Wie das Sommerwetter in London wirklich ist

Menschen, die an einem milden, bewölkten Sommertag entlang der Themse beim London City Hall spazieren
Photo Gawon Lee

London hat ein gemäßigtes Seeklima – der Sommer ist angenehm, aber nicht tropisch heiß. Laut den Met-Office-Daten der Messstation Heathrow (1991–2020) liegen die mittleren Tageshöchstwerte im Juni bei rund 21°C, im Juli und August bei etwa 23°C, mit Tiefstwerten nachts zwischen 13 und 15°C. Die Stadt läuft von Ende März bis Ende Oktober nach British Summer Time (BST, UTC+1), was für außergewöhnlich helles Abendlicht sorgt: Rund um die Sommersonnenwende Ende Juni geht die Sonne erst nach 21 Uhr unter, und noch bis weit in den August hinein bleibt es bis nach 20 Uhr hell.
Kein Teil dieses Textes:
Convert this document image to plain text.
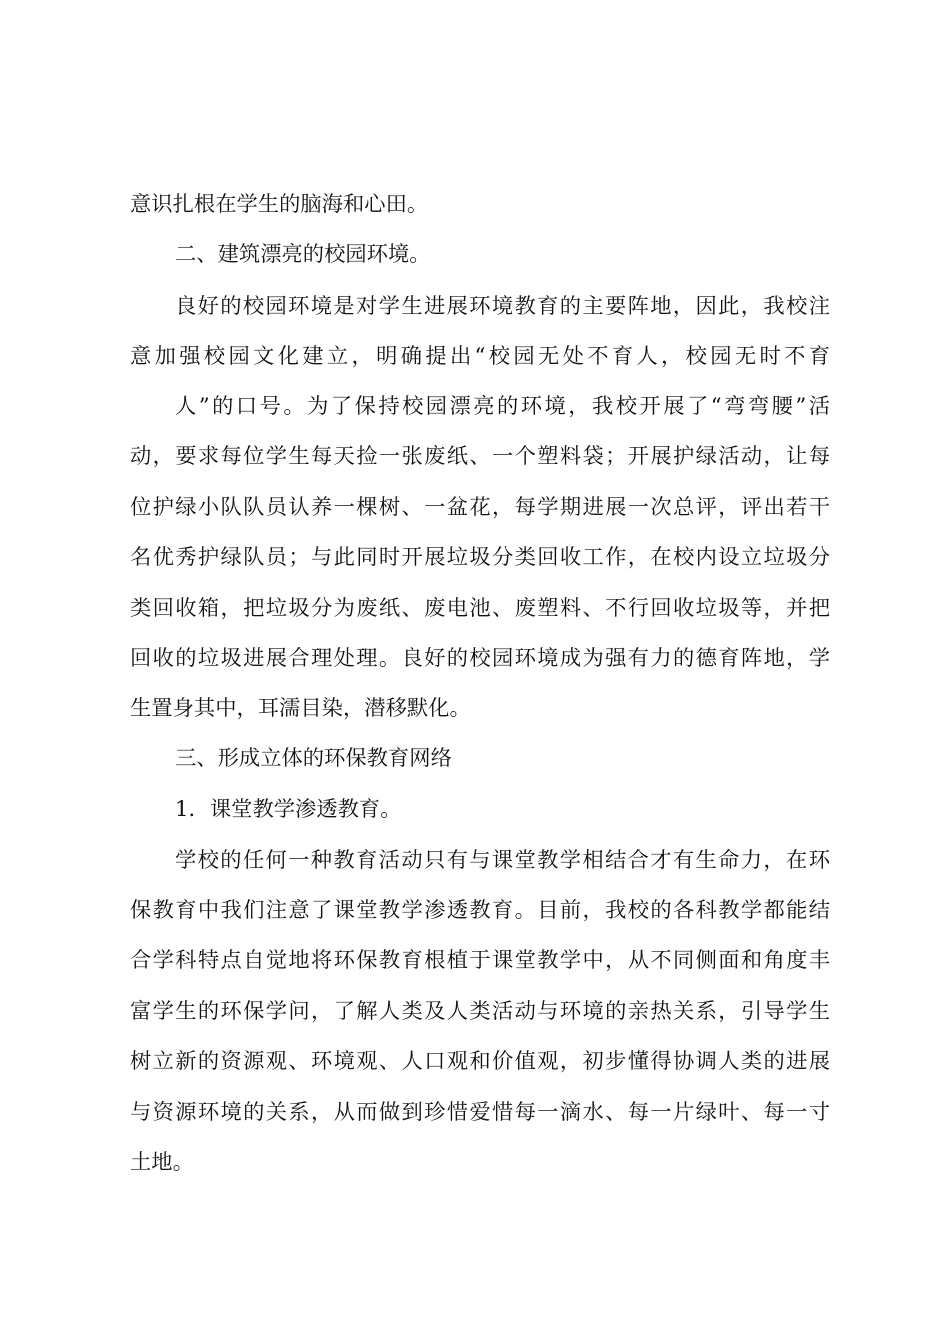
意识扎根在学生的脑海和心田。
二、建筑漂亮的校园环境。
良好的校园环境是对学生进展环境教育的主要阵地，因此，我校注
意加强校园文化建立，明确提出“校园无处不育人，校园无时不育
人”的口号。为了保持校园漂亮的环境，我校开展了“弯弯腰”活
动，要求每位学生每天捡一张废纸、一个塑料袋；开展护绿活动，让每
位护绿小队队员认养一棵树、一盆花，每学期进展一次总评，评出若干
名优秀护绿队员；与此同时开展垃圾分类回收工作，在校内设立垃圾分
类回收箱，把垃圾分为废纸、废电池、废塑料、不行回收垃圾等，并把
回收的垃圾进展合理处理。良好的校园环境成为强有力的德育阵地，学
生置身其中，耳濡目染，潜移默化。
三、形成立体的环保教育网络
1．课堂教学渗透教育。
学校的任何一种教育活动只有与课堂教学相结合才有生命力，在环
保教育中我们注意了课堂教学渗透教育。目前，我校的各科教学都能结
合学科特点自觉地将环保教育根植于课堂教学中，从不同侧面和角度丰
富学生的环保学问，了解人类及人类活动与环境的亲热关系，引导学生
树立新的资源观、环境观、人口观和价值观，初步懂得协调人类的进展
与资源环境的关系，从而做到珍惜爱惜每一滴水、每一片绿叶、每一寸
土地。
Regen gehört auch im Sommer dazu. London kommt das ganze Jahr auf 40–60 mm Niederschlag pro Monat, und selbst im Juli und August gibt es rund 11–13 Regentage. Die berühmten Hitzewellen kommen zwar vor, aber genauso gut kann es kühle, trübe Wochen geben, die sich eher nach April anfühlen. Ein kompakter Regenschirm und eine leichte Jacke sind kein optionales Gepäck – sie sind sinnvoll. Für Outdoor-Tage lohnt es sich, einen Plan B in der Hinterhand zu haben.

⚠️ Besser meiden

Klimaanlagen sind in London deutlich seltener als in vielen anderen europäischen Städten. Die U-Bahn kann an heißen Tagen extrem unangenehm werden – auf manchen tiefliegenden Linien überschreiten die Temperaturen in den Waggons regelmäßig 30°C. Bei Hitzewellen am besten früh morgens oder abends fahren und immer Wasser dabeihaben.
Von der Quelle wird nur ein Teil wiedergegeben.